If you consider the circuit diagram I ran up (with gschem - part of the GPLed Electronics Design Automation project):

Can you see how the Potentiometer has the two Red wires in the wrong place (swap them to fix it) so that if the wiper (which SHOULD be connected to the Red wire of the Buzzer I believe) is at the bottom of its travel (near the Black wire electrically speaking, then, when the switch is pressed, it SHORTS out the 5V supply to ground.
Also, R4 is redundant as the circuit seems to be - its effects are entirely repeated by R1-3!
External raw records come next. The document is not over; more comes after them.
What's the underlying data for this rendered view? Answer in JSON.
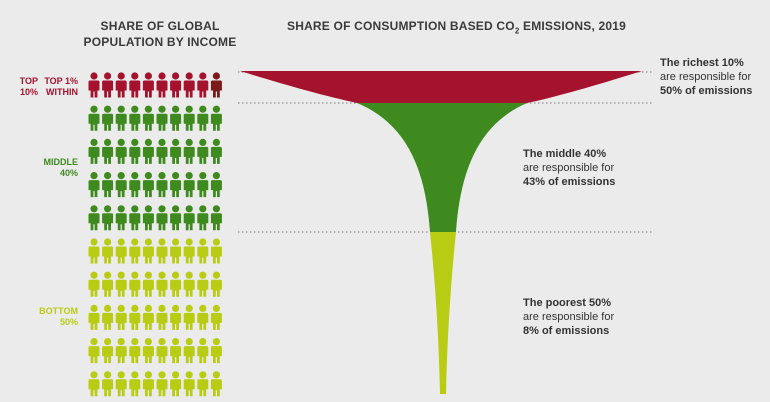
{
  "colors": {
    "top10": "#a5122e",
    "top1": "#7a1a1a",
    "middle": "#3f8a1e",
    "bottom": "#b9cc14",
    "text": "#3a3a3a"
  },
  "left_title_line1": "SHARE OF GLOBAL",
  "left_title_line2": "POPULATION BY INCOME",
  "right_title_prefix": "SHARE OF CONSUMPTION BASED CO",
  "right_title_sub": "2",
  "right_title_suffix": " EMISSIONS, 2019",
  "groups": {
    "top10_line1": "TOP",
    "top10_line2": "10%",
    "top1_line1": "TOP 1%",
    "top1_line2": "WITHIN",
    "middle_line1": "MIDDLE",
    "middle_line2": "40%",
    "bottom_line1": "BOTTOM",
    "bottom_line2": "50%"
  },
  "annotations": {
    "richest": {
      "bold": "The richest 10%",
      "line2": "are responsible for",
      "line3": "50% of emissions"
    },
    "middle": {
      "bold": "The middle 40%",
      "line2": "are responsible for",
      "line3": "43% of emissions"
    },
    "poorest": {
      "bold": "The poorest 50%",
      "line2": "are responsible for",
      "line3": "8% of emissions"
    }
  },
  "chart_data": {
    "type": "pictogram",
    "people_per_row": 10,
    "total_people": 100,
    "series": [
      {
        "name": "Top 1% within",
        "population_share": 1,
        "emissions_share": null
      },
      {
        "name": "Top 10%",
        "population_share": 10,
        "emissions_share": 50
      },
      {
        "name": "Middle 40%",
        "population_share": 40,
        "emissions_share": 43
      },
      {
        "name": "Bottom 50%",
        "population_share": 50,
        "emissions_share": 8
      }
    ]
  }
}
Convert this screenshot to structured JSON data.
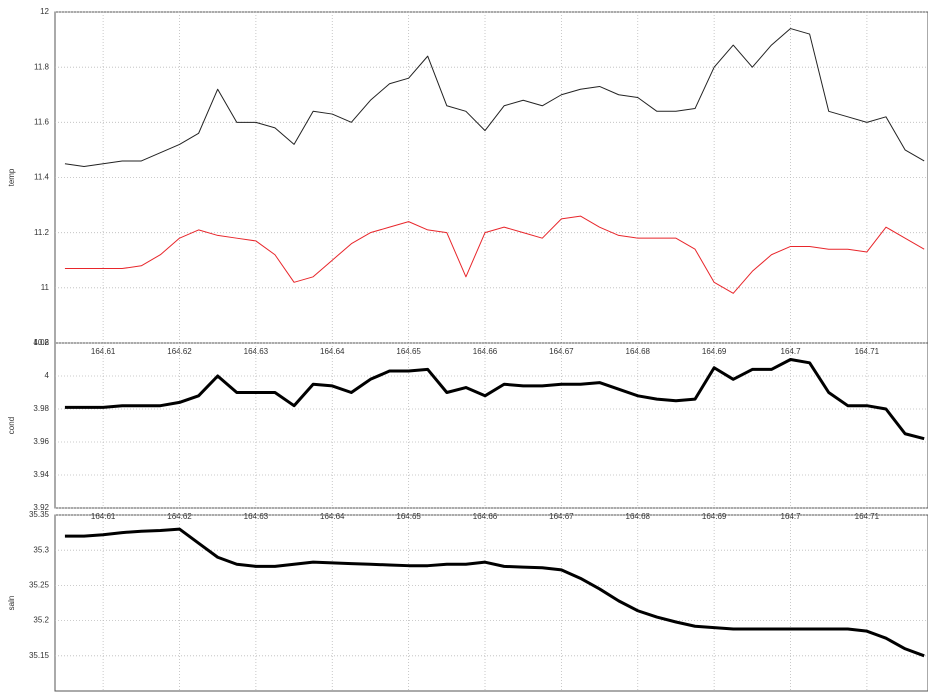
{
  "chart_data": [
    {
      "type": "line",
      "ylabel": "temp",
      "x": [
        164.605,
        164.6075,
        164.61,
        164.6125,
        164.615,
        164.6175,
        164.62,
        164.6225,
        164.625,
        164.6275,
        164.63,
        164.6325,
        164.635,
        164.6375,
        164.64,
        164.6425,
        164.645,
        164.6475,
        164.65,
        164.6525,
        164.655,
        164.6575,
        164.66,
        164.6625,
        164.665,
        164.6675,
        164.67,
        164.6725,
        164.675,
        164.6775,
        164.68,
        164.6825,
        164.685,
        164.6875,
        164.69,
        164.6925,
        164.695,
        164.6975,
        164.7,
        164.7025,
        164.705,
        164.7075,
        164.71,
        164.7125,
        164.715,
        164.7175
      ],
      "series": [
        {
          "color": "#222222",
          "values": [
            11.45,
            11.44,
            11.45,
            11.46,
            11.46,
            11.49,
            11.52,
            11.56,
            11.72,
            11.6,
            11.6,
            11.58,
            11.52,
            11.64,
            11.63,
            11.6,
            11.68,
            11.74,
            11.76,
            11.84,
            11.66,
            11.64,
            11.57,
            11.66,
            11.68,
            11.66,
            11.7,
            11.72,
            11.73,
            11.7,
            11.69,
            11.64,
            11.64,
            11.65,
            11.8,
            11.88,
            11.8,
            11.88,
            11.94,
            11.92,
            11.64,
            11.62,
            11.6,
            11.62,
            11.5,
            11.46
          ]
        },
        {
          "color": "#e8262b",
          "values": [
            11.07,
            11.07,
            11.07,
            11.07,
            11.08,
            11.12,
            11.18,
            11.21,
            11.19,
            11.18,
            11.17,
            11.12,
            11.02,
            11.04,
            11.1,
            11.16,
            11.2,
            11.22,
            11.24,
            11.21,
            11.2,
            11.04,
            11.2,
            11.22,
            11.2,
            11.18,
            11.25,
            11.26,
            11.22,
            11.19,
            11.18,
            11.18,
            11.18,
            11.14,
            11.02,
            10.98,
            11.06,
            11.12,
            11.15,
            11.15,
            11.14,
            11.14,
            11.13,
            11.22,
            11.18,
            11.14
          ]
        }
      ],
      "xlim": [
        164.6037,
        164.718
      ],
      "xticks": [
        164.61,
        164.62,
        164.63,
        164.64,
        164.65,
        164.66,
        164.67,
        164.68,
        164.69,
        164.7,
        164.71
      ],
      "ylim": [
        10.8,
        12
      ],
      "yticks": [
        10.8,
        11,
        11.2,
        11.4,
        11.6,
        11.8,
        12
      ],
      "grid": true
    },
    {
      "type": "line",
      "ylabel": "cond",
      "x": [
        164.605,
        164.6075,
        164.61,
        164.6125,
        164.615,
        164.6175,
        164.62,
        164.6225,
        164.625,
        164.6275,
        164.63,
        164.6325,
        164.635,
        164.6375,
        164.64,
        164.6425,
        164.645,
        164.6475,
        164.65,
        164.6525,
        164.655,
        164.6575,
        164.66,
        164.6625,
        164.665,
        164.6675,
        164.67,
        164.6725,
        164.675,
        164.6775,
        164.68,
        164.6825,
        164.685,
        164.6875,
        164.69,
        164.6925,
        164.695,
        164.6975,
        164.7,
        164.7025,
        164.705,
        164.7075,
        164.71,
        164.7125,
        164.715,
        164.7175
      ],
      "series": [
        {
          "color": "#000000",
          "values": [
            3.981,
            3.981,
            3.981,
            3.982,
            3.982,
            3.982,
            3.984,
            3.988,
            4.0,
            3.99,
            3.99,
            3.99,
            3.982,
            3.995,
            3.994,
            3.99,
            3.998,
            4.003,
            4.003,
            4.004,
            3.99,
            3.993,
            3.988,
            3.995,
            3.994,
            3.994,
            3.995,
            3.995,
            3.996,
            3.992,
            3.988,
            3.986,
            3.985,
            3.986,
            4.005,
            3.998,
            4.004,
            4.004,
            4.01,
            4.008,
            3.99,
            3.982,
            3.982,
            3.98,
            3.965,
            3.962
          ]
        }
      ],
      "xlim": [
        164.6037,
        164.718
      ],
      "xticks": [
        164.61,
        164.62,
        164.63,
        164.64,
        164.65,
        164.66,
        164.67,
        164.68,
        164.69,
        164.7,
        164.71
      ],
      "ylim": [
        3.92,
        4.02
      ],
      "yticks": [
        3.92,
        3.94,
        3.96,
        3.98,
        4,
        4.02
      ],
      "grid": true
    },
    {
      "type": "line",
      "ylabel": "saln",
      "x": [
        164.605,
        164.6075,
        164.61,
        164.6125,
        164.615,
        164.6175,
        164.62,
        164.6225,
        164.625,
        164.6275,
        164.63,
        164.6325,
        164.635,
        164.6375,
        164.64,
        164.6425,
        164.645,
        164.6475,
        164.65,
        164.6525,
        164.655,
        164.6575,
        164.66,
        164.6625,
        164.665,
        164.6675,
        164.67,
        164.6725,
        164.675,
        164.6775,
        164.68,
        164.6825,
        164.685,
        164.6875,
        164.69,
        164.6925,
        164.695,
        164.6975,
        164.7,
        164.7025,
        164.705,
        164.7075,
        164.71,
        164.7125,
        164.715,
        164.7175
      ],
      "series": [
        {
          "color": "#000000",
          "values": [
            35.32,
            35.32,
            35.322,
            35.325,
            35.327,
            35.328,
            35.33,
            35.31,
            35.29,
            35.28,
            35.277,
            35.277,
            35.28,
            35.283,
            35.282,
            35.281,
            35.28,
            35.279,
            35.278,
            35.278,
            35.28,
            35.28,
            35.283,
            35.277,
            35.276,
            35.275,
            35.272,
            35.26,
            35.245,
            35.228,
            35.214,
            35.205,
            35.198,
            35.192,
            35.19,
            35.188,
            35.188,
            35.188,
            35.188,
            35.188,
            35.188,
            35.188,
            35.185,
            35.175,
            35.16,
            35.15
          ]
        }
      ],
      "xlim": [
        164.6037,
        164.718
      ],
      "xticks": [
        164.61,
        164.62,
        164.63,
        164.64,
        164.65,
        164.66,
        164.67,
        164.68,
        164.69,
        164.7,
        164.71
      ],
      "ylim": [
        35.1,
        35.35
      ],
      "yticks": [
        35.15,
        35.2,
        35.25,
        35.3,
        35.35
      ],
      "grid": true
    }
  ]
}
Also, this is only going to work so that the buzzer makes a sound when the button is pressed, if the buzzer is a device that accepts a DC voltage as a power supply and uses that to power an internal oscillator to drive the sound producing element inside. Not all "sounders" work like that, some need to be driven with an AC voltage (they do NOT have an internal oscillator circuit, they need an external one). If the buzzer is a device that takes a DC voltage and makes its own sound, then feeding the supply via a variable resistor as a potential divider is a poor design - for a good rule of thumb the amount of current that can be taken out of the middle of the divider (the wiper contact on a potentiometer) should be no more than say a fifth or better no more than a tenth of the current following from top to bottom.
A better arrangement would be to disconnect the black wire from the bottom of the variable resistor altogether and then the existing mis-wiring of the other two connections to the variable resistor is not important, so that the nearer the wiper gets to the connected end the more current/voltage/power gets through into the buzzer (and less gets lost in the variable resistor) and it should get louder as expected, depending on the relative resistances that the buzzer and the variable resistor have, you will only get any sound from the buzzer when the wiper is pretty much towards the connected end.